Signed-off-by: Andy Goldstein <andy.goldstein@gmail.com>
This commit is contained in:
Andy Goldstein
2018-02-21 10:46:08 -05:00
parent 08d4fc8b88
commit a0111d875f
2 changed files with 40 additions and 1 deletions

38
docs/troubleshooting.md Normal file
View File

@@ -0,0 +1,38 @@
# Troubleshooting
## heptio-ark namespace stuck terminating / unable to delete backups
Ark v0.7.0 added the ability to delete backups by adding what is called an Ark "finalizer" to each
backup. When you request the deletion of an object that has at least one finalizer, Kubernetes sets
the object's "deletion timestamp" (indicating the object has been marked for deletion), but it does
not immediately delete the object. Instead, Kubernetes only deletes the object when it no longer has
any finalizers.

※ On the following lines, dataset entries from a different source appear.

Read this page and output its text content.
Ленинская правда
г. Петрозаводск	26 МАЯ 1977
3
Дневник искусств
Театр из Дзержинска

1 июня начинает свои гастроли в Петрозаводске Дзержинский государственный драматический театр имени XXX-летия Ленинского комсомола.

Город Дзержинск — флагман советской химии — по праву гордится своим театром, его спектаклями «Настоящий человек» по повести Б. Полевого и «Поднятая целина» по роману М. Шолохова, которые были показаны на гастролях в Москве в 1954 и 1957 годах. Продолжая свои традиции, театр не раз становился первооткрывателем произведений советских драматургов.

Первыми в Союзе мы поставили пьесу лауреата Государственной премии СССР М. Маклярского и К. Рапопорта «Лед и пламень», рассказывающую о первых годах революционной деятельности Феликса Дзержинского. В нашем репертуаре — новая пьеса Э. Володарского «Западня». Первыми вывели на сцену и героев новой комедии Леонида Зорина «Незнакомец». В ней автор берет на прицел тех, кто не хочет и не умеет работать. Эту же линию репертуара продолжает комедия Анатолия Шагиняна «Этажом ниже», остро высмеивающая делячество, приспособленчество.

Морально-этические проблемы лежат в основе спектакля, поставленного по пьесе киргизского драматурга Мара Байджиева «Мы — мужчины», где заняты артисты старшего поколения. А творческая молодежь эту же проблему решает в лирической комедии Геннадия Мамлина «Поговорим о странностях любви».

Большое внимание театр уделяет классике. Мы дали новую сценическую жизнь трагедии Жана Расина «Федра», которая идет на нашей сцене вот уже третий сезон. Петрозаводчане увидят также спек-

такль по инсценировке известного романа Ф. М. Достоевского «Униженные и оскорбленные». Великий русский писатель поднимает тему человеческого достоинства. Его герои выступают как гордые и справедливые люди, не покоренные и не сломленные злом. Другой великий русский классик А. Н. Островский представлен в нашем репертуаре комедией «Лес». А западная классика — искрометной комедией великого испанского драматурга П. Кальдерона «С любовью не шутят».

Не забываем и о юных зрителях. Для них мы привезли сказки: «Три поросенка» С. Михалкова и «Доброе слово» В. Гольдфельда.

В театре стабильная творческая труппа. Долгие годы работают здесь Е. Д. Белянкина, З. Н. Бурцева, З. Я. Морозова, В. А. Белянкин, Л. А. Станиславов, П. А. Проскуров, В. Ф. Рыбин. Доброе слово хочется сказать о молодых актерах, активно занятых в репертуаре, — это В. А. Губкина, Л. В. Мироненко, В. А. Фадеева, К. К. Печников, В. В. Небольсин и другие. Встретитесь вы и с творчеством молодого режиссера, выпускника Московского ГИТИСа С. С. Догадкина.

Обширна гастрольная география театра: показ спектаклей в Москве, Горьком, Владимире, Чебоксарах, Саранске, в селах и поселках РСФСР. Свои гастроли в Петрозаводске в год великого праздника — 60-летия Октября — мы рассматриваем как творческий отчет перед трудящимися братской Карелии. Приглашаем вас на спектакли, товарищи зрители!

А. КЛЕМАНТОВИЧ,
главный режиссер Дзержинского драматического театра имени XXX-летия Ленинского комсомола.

This means that something (Ark, in this case) must process the backup and then
remove the Ark finalizer from it.
Ark versions before v0.7.1 place the Ark server pod in the same namespace as backups, restores,
schedules, and the Ark config. If you try to delete the namespace (`kubectl delete
namespace/heptio-ark`), it's possible that the Ark server pod is deleted before the backups, because
the order of deletions is arbitrary. If this happens, the remaining bacukps will be "stuck"
deleting, because the Ark server pod no longer exists to remove their finalizers.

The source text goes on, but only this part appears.